Net migration to the UK was estimated to be 248,000 in 2016 – a fall of 84,000 from 2015, figures show.
The Office for National Statistics said the change was driven by “a statistically significant” increase of 40,000 people leaving the country.
These were mostly EU citizens – 117,000 emigrated, up 31,000 from 2015.
Net migration is the difference between people coming to the UK for more than a year, and the number of people leaving the UK for a year or more.
The ONS report for 2016 includes six months of data following the EU referendum.
Its figures for the year estimated immigration at 588,000, with emigration of 339,000. The difference between the two gives the total for net migration.
In 2016, the total number of people moving to the UK was made up of 264,000 non-EU citizens, 250,000 EU citizens and 74,000 British citizens.
The ONS figures are the last official migration data before next month’s general election.
The Conservatives’ aim since 2010 has been to reduce net migration to “the tens of thousands”.
In its election manifesto, Labour said it was offering “fair rules and reasonable management of migration” – but dismissed targets as “bogus”.
The new figures give the fullest picture yet of immigration around the EU referendum vote last year.
Britain’s settlement following departure from the bloc is expected to include restrictions on free movement rules, although the precise arrangements for post-Brexit immigration are yet to be thrashed out.
Immigration from EU8 states – the Czech Republic, Estonia, Hungary, Latvia, Lithuania, Poland, Slovakia and Slovenia – was down by 25,000 to 48,000, while those leaving the country increased by 16,000 in 2015, to 43,000 last year.

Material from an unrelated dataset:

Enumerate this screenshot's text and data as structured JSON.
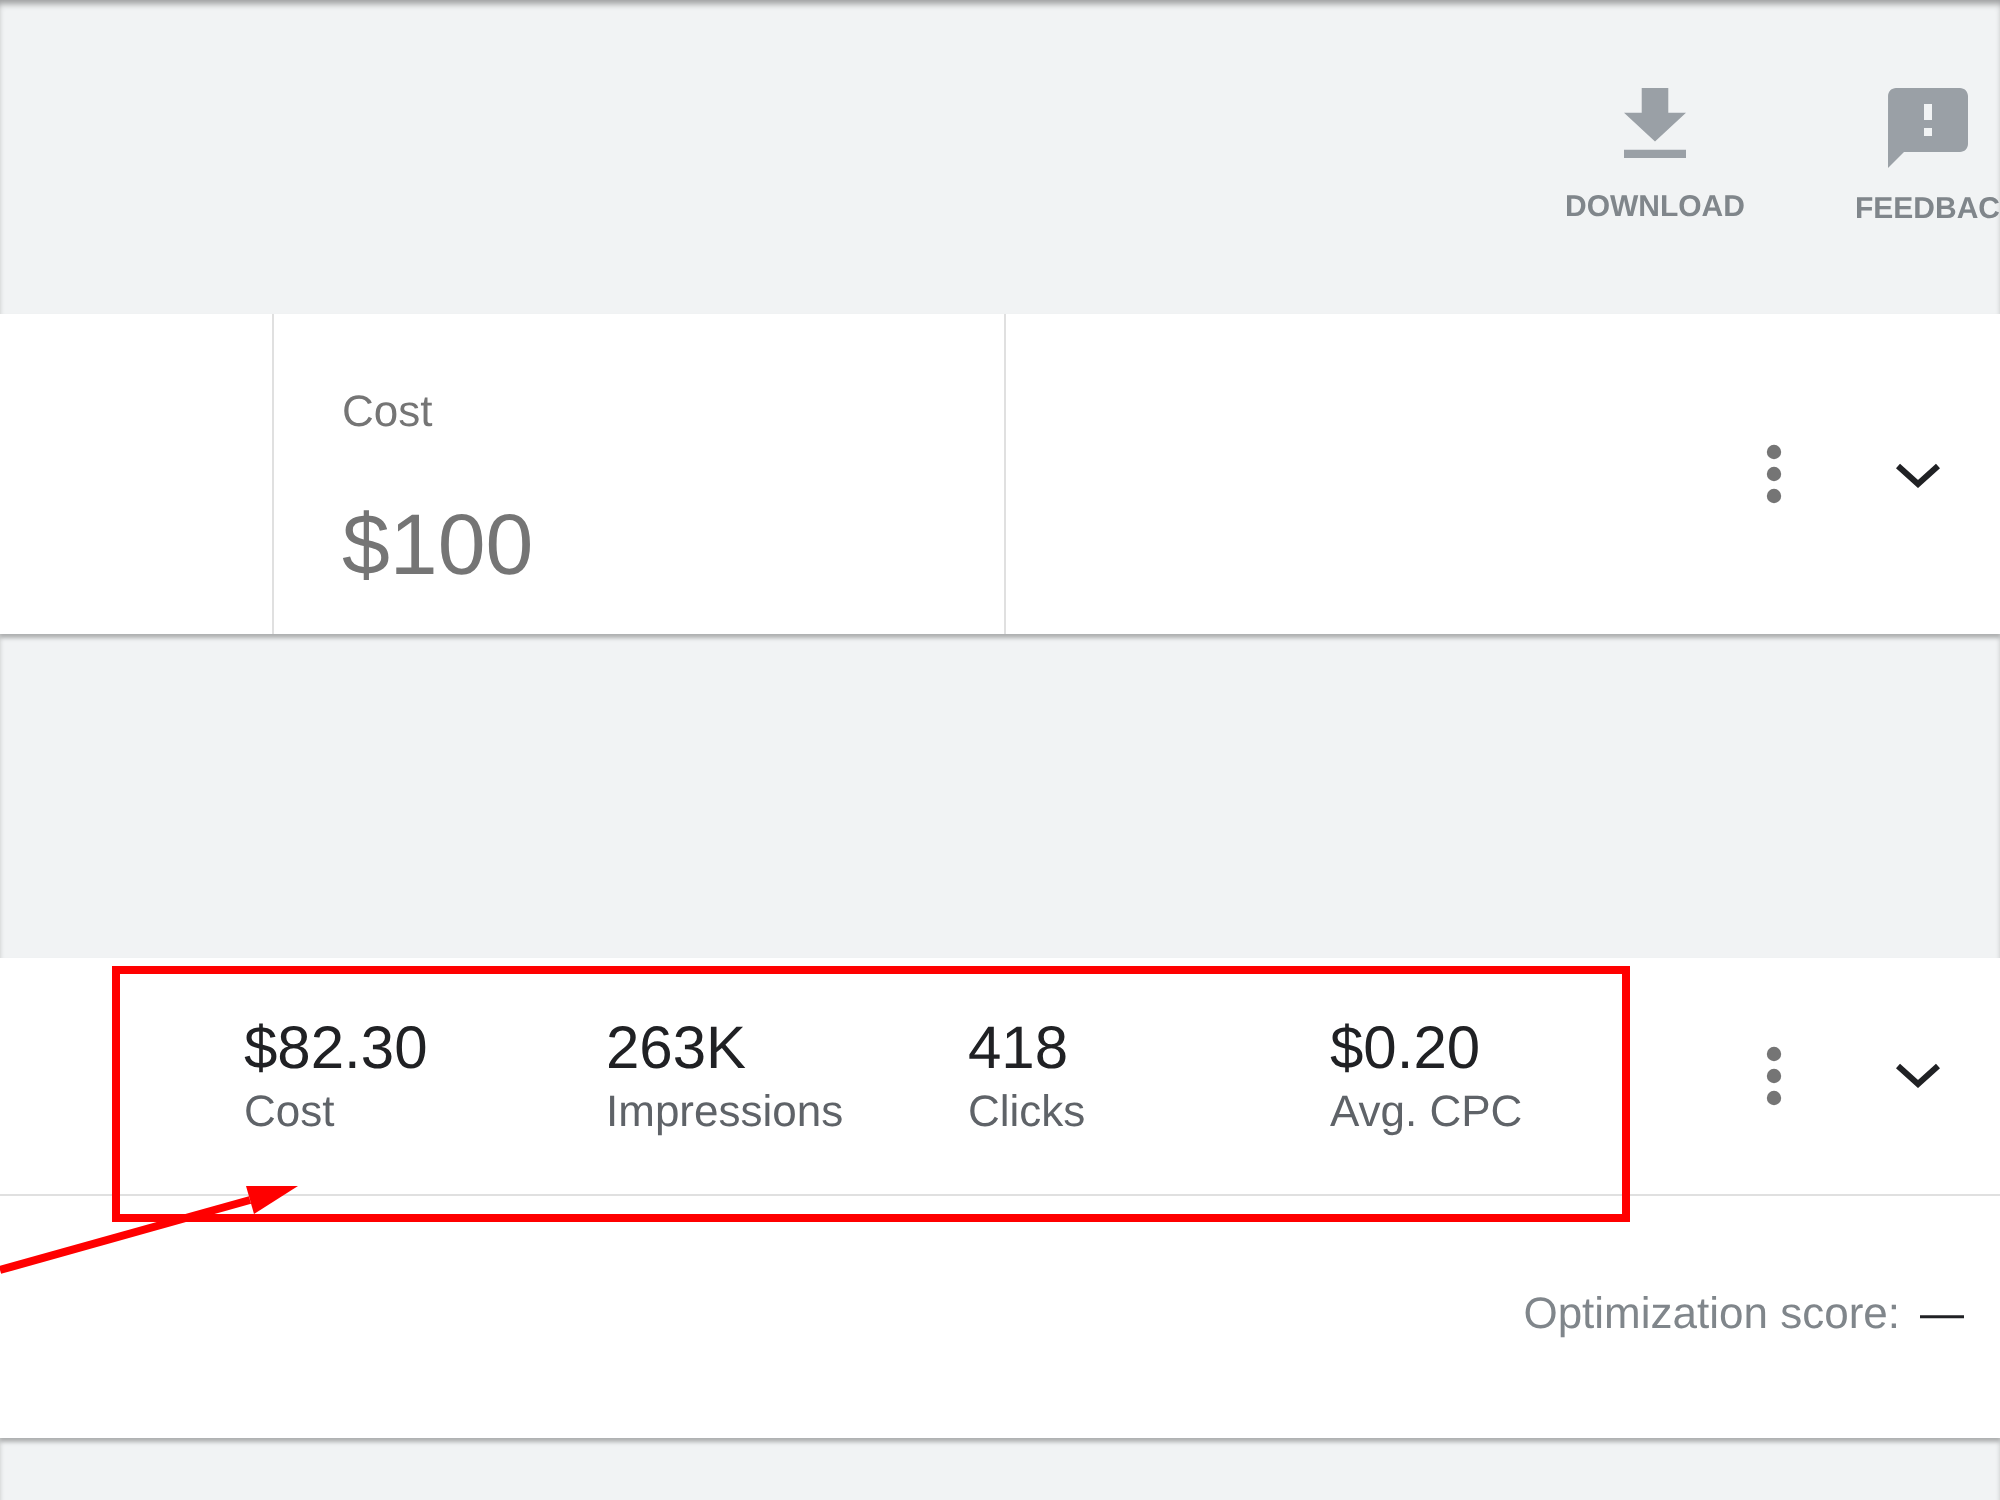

These resulted in the smallest net migration estimate of 5,000 for this group of nations since they joined the EU in 2004.
For the overall figures, the last time net migration was below 250,000 was in the year to March 2014.

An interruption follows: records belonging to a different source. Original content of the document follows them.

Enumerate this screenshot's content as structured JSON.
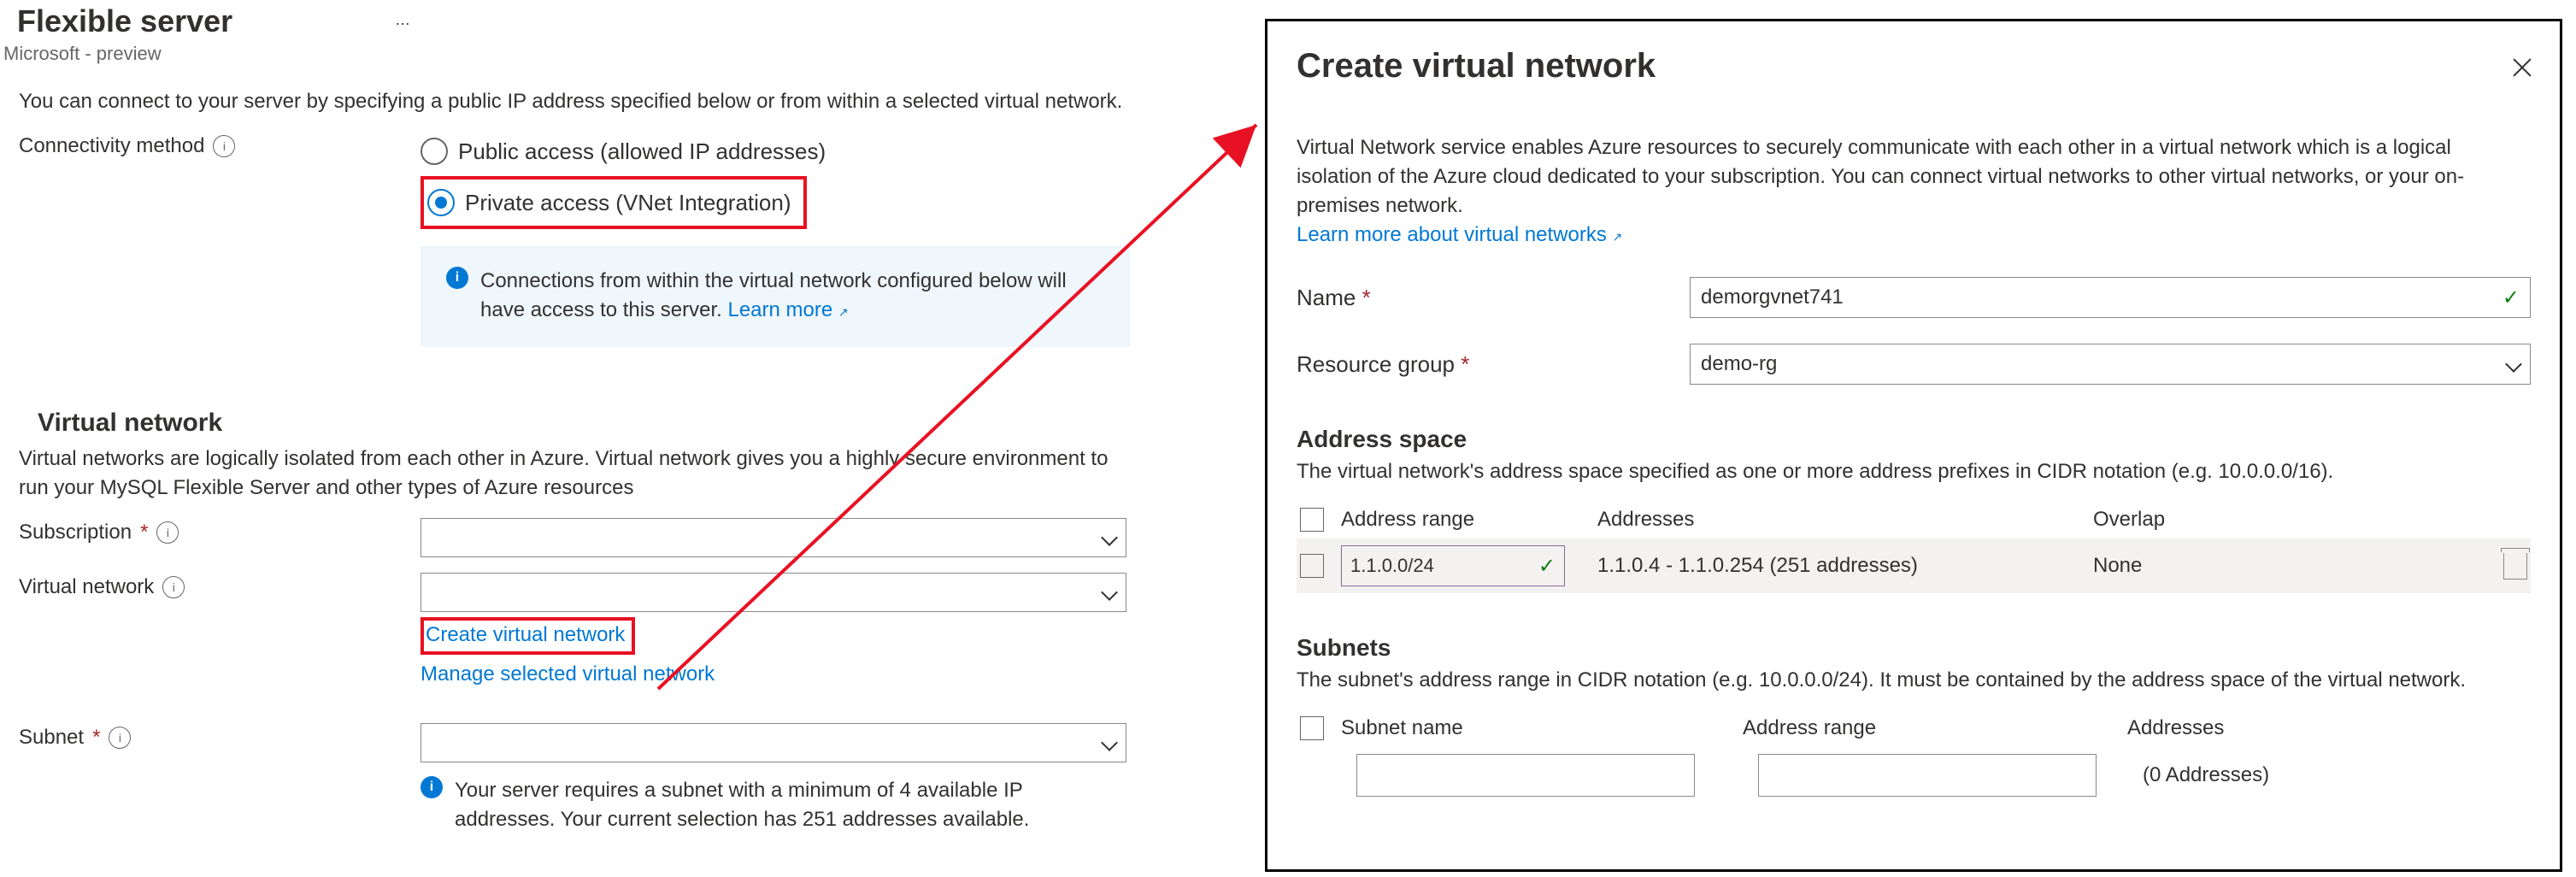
{
  "left": {
    "title": "Flexible server",
    "subtitle": "Microsoft - preview",
    "intro": "You can connect to your server by specifying a public IP address specified below or from within a selected virtual network.",
    "connectivity_label": "Connectivity method",
    "radio_public": "Public access (allowed IP addresses)",
    "radio_private": "Private access (VNet Integration)",
    "note": "Connections from within the virtual network configured below will have access to this server.",
    "learn_more": "Learn more",
    "vnet_heading": "Virtual network",
    "vnet_desc": "Virtual networks are logically isolated from each other in Azure. Virtual network gives you a highly secure environment to run your MySQL Flexible Server and other types of Azure resources",
    "subscription_label": "Subscription",
    "virtual_network_label": "Virtual network",
    "create_vnet_link": "Create virtual network",
    "manage_vnet_link": "Manage selected virtual network",
    "subnet_label": "Subnet",
    "subnet_note": "Your server requires a subnet with a minimum of 4 available IP addresses. Your current selection has 251 addresses available."
  },
  "panel": {
    "title": "Create virtual network",
    "desc": "Virtual Network service enables Azure resources to securely communicate with each other in a virtual network which is a logical isolation of the Azure cloud dedicated to your subscription. You can connect virtual networks to other virtual networks, or your on-premises network.",
    "learn_link": "Learn more about virtual networks",
    "name_label": "Name",
    "name_value": "demorgvnet741",
    "rg_label": "Resource group",
    "rg_value": "demo-rg",
    "addr_heading": "Address space",
    "addr_desc": "The virtual network's address space specified as one or more address prefixes in CIDR notation (e.g. 10.0.0.0/16).",
    "col_range": "Address range",
    "col_addresses": "Addresses",
    "col_overlap": "Overlap",
    "range_value": "1.1.0.0/24",
    "addresses_value": "1.1.0.4 - 1.1.0.254 (251 addresses)",
    "overlap_value": "None",
    "subnets_heading": "Subnets",
    "subnets_desc": "The subnet's address range in CIDR notation (e.g. 10.0.0.0/24). It must be contained by the address space of the virtual network.",
    "col_subnet_name": "Subnet name",
    "col_subnet_range": "Address range",
    "col_subnet_addr": "Addresses",
    "subnet_addr_value": "(0 Addresses)"
  }
}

Work remains the most common reason for international migration, with 275,000 people coming into the UK for work in 2016 – down 33,000 from 2015.
The majority – 180,000 – had a definite job, similar to 2015, but fewer people came into the UK looking for work – 95,000, down 35,000 from 2015.
In 2016, more people left the UK with a definite job – 116,000 – than in 2015.
A total of 9,634 people were granted asylum or an alternative form of protection in the year ending March 2017.
In addition, 5,453 people were granted humanitarian protection under the Syrian Vulnerable Persons Resettlement Scheme over the same period.